Yeah. Good question. So, the EMA for everybody is European Medicines Agency, and we are going to be running a global Phase 3 and the intent is that, this global Phase 3 would serve for registration both in the US and with the EMA. And so, with that said, we have to — you got to pick and choose, and so, the first step is to get FDA input. The FDA and EMA have tried very hard to harmonize their advice globally. But just to be safe, we want to make sure that they agree, and I will tell you that, based on some of the other prostate cancer studies that have been done and have met with the EMA that what the FDA is allowing us to do is not specific to us. It seems to be that — it seems to be what the FDA has settled in terms of endpoints in this space. So, we are going to meet with EMA probably late this year. We are just starting the request. And part of that was we just met with the agency in July. So, this is what you would do. And so, now we are going to submit to EMA and get their advice. But the goal would be that when we start our study in first quarter of calendar year 2021, that it would have input from both agencies, and that would serve as a single Phase 3.

Kumaraguru Raja — Brookline Capital Markets — Analyst

And with regards to VERU-100, what remains to be done before you can go ahead and file the IND?

Mitchell Steiner — Chairman, President, and Chief Executive Officer

So, all we are waiting for that is the — all the non-clinical is done. Everything is done. Only thing that we are waiting on is GMP manufacturing. As you know, when a GMP manufacture a peptide, it’s a little different. It takes a little bit more time, and you’ve got other issues, all worked out. And so, what we are doing now is just waiting for the final batch to be manufactured so that we can forward. And you can’t really file an IND until you have that CMC information. And so, the CMC information, we — as soon as it’s available, then we’re filing the IND. And as you know, 30 days after that you can start your trial. So, it’s literally just waiting for the last parts of the manufacturing to be done under GMP. And then we will start the Phase 2, if not right at the end of the year, right at the beginning of the year, and that will be a small study, single injection, and that will guide us in what we need to do for the Phase 3. So, we are close.

Kumaraguru Raja — Brookline Capital Markets — Analyst

Thank you.

Mitchell Steiner — Chairman, President, and Chief Executive Officer

All right.

Operator

Ladies and gentlemen, this concludes our question-and-answer session. I would like to turn the conference back over to Dr.

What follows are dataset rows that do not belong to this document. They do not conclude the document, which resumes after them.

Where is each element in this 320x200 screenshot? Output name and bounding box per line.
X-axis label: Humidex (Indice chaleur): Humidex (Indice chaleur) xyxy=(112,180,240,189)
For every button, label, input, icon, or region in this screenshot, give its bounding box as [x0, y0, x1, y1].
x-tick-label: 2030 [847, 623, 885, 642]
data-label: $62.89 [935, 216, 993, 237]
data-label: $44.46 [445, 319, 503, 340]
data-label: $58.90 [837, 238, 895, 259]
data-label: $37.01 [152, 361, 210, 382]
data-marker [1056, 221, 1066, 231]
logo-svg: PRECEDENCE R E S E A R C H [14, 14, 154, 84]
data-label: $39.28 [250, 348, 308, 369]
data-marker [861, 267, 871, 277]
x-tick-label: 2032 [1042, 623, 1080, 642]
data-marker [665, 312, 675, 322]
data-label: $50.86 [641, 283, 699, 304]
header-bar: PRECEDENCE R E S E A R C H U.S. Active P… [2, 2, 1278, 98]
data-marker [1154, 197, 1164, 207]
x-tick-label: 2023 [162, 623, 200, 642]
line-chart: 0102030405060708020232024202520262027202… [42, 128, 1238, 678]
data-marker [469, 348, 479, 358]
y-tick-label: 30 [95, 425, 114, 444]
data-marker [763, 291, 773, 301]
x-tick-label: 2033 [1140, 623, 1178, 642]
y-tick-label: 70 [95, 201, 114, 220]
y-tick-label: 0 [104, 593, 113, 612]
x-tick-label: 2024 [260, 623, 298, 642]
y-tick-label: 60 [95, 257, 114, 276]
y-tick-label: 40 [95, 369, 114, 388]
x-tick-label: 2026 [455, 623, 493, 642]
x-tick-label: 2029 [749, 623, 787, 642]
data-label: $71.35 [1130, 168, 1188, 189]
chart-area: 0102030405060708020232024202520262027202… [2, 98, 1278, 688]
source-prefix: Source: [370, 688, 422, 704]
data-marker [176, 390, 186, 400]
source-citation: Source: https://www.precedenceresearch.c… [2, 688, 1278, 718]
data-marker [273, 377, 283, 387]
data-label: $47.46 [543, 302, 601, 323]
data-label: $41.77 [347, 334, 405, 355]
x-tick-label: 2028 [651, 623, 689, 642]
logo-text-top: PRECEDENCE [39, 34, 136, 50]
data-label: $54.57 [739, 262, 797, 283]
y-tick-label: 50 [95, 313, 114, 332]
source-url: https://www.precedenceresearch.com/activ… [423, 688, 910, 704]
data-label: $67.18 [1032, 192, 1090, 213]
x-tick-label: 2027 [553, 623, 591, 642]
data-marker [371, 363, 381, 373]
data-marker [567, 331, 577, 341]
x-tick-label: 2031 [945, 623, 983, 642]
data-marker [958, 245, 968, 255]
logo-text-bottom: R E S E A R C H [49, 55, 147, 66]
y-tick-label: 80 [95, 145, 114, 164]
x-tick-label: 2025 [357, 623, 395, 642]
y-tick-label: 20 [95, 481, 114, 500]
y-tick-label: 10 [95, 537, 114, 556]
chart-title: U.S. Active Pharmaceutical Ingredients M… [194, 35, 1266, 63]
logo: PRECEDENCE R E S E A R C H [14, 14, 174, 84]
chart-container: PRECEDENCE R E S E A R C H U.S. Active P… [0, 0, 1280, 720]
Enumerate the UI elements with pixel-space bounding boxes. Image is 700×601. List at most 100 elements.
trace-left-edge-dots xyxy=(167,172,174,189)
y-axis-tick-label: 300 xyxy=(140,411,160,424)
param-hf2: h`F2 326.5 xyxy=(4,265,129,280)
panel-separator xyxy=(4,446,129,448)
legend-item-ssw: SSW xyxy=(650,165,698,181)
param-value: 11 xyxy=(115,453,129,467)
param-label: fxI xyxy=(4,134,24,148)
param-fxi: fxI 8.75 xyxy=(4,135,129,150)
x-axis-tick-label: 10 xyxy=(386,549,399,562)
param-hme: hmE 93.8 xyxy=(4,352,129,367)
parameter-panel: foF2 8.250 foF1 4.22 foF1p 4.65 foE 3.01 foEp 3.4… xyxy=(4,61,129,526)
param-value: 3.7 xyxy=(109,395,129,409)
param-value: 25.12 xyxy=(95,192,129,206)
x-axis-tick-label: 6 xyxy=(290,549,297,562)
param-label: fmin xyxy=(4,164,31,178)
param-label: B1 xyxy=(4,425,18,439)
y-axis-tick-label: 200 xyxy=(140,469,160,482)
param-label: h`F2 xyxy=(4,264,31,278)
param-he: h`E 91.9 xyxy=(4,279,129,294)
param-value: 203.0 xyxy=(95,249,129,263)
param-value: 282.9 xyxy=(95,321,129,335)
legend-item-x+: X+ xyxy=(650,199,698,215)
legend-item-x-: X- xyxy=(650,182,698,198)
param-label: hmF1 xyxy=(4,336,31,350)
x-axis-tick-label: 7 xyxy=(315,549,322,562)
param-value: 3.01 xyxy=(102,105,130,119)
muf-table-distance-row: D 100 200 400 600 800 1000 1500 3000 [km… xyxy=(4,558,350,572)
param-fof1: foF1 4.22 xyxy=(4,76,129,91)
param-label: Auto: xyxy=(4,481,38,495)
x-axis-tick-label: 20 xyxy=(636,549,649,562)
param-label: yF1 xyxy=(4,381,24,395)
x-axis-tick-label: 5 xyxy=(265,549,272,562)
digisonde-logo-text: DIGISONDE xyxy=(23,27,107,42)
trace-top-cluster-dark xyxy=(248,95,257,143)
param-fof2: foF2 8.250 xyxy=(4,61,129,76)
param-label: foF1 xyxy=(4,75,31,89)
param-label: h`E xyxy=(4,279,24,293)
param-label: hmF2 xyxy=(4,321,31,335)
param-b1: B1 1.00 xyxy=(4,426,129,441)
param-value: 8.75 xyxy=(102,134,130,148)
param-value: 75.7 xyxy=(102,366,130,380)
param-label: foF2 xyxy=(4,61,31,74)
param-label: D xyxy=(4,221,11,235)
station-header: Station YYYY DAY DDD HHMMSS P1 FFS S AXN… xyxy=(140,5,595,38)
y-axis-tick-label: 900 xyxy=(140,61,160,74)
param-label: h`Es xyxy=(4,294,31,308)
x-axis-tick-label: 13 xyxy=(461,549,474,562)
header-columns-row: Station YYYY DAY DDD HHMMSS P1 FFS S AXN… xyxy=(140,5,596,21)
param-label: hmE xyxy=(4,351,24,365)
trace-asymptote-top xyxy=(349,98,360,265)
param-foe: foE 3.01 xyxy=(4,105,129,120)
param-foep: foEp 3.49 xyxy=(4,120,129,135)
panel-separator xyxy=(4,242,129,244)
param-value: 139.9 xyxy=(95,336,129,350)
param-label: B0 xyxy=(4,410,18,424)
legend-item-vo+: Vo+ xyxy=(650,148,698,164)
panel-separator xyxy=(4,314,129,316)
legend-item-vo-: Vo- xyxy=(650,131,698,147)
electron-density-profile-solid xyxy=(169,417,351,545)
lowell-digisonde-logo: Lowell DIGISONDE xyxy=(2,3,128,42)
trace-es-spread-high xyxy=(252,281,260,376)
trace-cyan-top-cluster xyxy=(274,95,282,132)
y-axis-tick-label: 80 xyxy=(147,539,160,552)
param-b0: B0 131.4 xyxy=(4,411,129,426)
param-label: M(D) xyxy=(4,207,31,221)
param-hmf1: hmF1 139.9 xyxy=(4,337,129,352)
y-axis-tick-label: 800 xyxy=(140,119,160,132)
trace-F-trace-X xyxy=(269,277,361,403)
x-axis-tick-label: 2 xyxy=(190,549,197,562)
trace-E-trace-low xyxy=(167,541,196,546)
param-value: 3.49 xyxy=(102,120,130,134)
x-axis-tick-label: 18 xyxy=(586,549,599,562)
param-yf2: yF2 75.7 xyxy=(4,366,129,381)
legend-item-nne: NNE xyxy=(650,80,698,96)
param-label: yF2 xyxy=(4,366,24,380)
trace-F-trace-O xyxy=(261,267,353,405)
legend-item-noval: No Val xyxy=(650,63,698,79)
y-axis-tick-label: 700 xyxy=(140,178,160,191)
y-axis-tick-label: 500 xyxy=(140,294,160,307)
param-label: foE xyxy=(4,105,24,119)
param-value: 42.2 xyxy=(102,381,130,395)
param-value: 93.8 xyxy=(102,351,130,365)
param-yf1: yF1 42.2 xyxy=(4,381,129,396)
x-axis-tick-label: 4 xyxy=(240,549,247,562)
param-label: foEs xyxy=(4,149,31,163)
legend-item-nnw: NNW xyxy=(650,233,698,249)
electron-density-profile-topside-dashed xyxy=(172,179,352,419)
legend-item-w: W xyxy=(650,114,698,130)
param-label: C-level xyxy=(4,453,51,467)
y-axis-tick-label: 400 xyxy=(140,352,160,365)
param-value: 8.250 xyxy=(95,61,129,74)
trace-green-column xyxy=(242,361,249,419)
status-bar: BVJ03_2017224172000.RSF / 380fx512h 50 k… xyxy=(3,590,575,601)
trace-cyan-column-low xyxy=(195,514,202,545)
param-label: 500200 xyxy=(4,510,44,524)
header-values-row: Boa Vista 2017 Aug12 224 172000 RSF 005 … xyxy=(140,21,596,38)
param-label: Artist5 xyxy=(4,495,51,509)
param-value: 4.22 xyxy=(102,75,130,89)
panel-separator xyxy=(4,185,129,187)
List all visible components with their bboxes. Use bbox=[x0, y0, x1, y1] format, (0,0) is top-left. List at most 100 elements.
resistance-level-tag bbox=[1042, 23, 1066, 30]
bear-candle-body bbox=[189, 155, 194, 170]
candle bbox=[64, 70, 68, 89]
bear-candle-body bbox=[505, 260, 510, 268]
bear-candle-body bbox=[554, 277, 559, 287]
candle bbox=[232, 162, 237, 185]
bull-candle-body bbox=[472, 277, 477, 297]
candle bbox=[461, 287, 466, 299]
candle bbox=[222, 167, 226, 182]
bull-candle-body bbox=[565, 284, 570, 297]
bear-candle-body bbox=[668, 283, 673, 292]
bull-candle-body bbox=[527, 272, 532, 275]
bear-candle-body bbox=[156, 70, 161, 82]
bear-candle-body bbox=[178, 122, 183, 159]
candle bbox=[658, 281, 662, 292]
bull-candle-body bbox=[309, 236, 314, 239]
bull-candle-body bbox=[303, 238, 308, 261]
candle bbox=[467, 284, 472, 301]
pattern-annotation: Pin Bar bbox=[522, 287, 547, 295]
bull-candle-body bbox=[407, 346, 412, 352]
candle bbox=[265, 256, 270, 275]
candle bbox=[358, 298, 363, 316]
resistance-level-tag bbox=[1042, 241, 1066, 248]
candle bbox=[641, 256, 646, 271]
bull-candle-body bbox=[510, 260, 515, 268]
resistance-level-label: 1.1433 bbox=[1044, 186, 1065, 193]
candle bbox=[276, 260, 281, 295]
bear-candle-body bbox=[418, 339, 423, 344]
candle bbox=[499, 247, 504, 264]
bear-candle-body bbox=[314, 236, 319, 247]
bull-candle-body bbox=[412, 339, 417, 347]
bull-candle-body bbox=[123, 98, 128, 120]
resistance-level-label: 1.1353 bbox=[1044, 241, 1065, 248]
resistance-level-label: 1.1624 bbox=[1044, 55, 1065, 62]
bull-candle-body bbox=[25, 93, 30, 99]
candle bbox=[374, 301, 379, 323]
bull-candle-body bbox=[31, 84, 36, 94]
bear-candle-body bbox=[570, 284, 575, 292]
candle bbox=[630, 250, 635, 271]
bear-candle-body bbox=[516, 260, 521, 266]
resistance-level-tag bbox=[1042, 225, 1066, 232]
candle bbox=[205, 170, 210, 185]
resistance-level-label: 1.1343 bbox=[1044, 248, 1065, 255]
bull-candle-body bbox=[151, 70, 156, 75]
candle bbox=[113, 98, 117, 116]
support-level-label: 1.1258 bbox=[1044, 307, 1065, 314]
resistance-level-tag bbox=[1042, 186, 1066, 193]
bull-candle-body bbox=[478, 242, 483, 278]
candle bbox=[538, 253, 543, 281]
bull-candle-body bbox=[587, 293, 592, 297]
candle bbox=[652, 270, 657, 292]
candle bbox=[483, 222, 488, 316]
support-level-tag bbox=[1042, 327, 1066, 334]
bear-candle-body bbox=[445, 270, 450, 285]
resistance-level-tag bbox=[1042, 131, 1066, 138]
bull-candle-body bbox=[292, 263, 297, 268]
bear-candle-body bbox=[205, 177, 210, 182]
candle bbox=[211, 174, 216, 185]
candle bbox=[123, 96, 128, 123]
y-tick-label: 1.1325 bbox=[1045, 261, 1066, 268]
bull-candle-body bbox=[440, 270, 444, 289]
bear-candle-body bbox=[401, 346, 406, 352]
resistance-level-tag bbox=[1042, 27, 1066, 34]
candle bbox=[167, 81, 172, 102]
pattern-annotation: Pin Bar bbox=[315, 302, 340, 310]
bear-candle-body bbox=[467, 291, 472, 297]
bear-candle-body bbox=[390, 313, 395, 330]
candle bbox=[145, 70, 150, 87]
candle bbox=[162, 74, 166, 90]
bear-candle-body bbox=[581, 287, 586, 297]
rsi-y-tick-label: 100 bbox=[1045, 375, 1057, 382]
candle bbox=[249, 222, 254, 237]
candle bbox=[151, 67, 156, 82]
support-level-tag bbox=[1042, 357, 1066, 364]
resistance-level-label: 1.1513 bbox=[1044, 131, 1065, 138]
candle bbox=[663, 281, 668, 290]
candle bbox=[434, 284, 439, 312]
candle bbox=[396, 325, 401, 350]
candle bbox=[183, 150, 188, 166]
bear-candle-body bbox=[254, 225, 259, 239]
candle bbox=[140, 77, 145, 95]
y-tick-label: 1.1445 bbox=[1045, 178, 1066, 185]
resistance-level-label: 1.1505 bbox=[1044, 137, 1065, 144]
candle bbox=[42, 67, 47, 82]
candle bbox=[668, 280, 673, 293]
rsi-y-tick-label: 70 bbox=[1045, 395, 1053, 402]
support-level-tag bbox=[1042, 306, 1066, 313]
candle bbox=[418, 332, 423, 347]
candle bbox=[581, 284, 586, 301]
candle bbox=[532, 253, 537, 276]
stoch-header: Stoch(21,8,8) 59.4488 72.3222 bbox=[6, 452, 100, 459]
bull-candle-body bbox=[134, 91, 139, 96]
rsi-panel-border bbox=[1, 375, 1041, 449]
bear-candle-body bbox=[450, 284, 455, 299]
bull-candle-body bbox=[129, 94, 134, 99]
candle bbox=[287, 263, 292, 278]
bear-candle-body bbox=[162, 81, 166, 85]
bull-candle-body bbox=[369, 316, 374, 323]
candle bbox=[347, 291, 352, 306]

Mitchell Steiner for closing remarks.

Mitchell Steiner — Chairman, President, and Chief Executive Officer

I appreciate you joining us on today’s call, and I look forward to updating all of you on our progress in our next investors call. Thank you for joining us.

Operator

The digital replay of the conference will be available beginning approximately noon Eastern Time today, August 13 by dialing 1-877-344-7529 in the US, and 1-412-317-0088 internationally. You will be prompted to enter the replay access code, which will be 10146652. Please record your name and company when joining.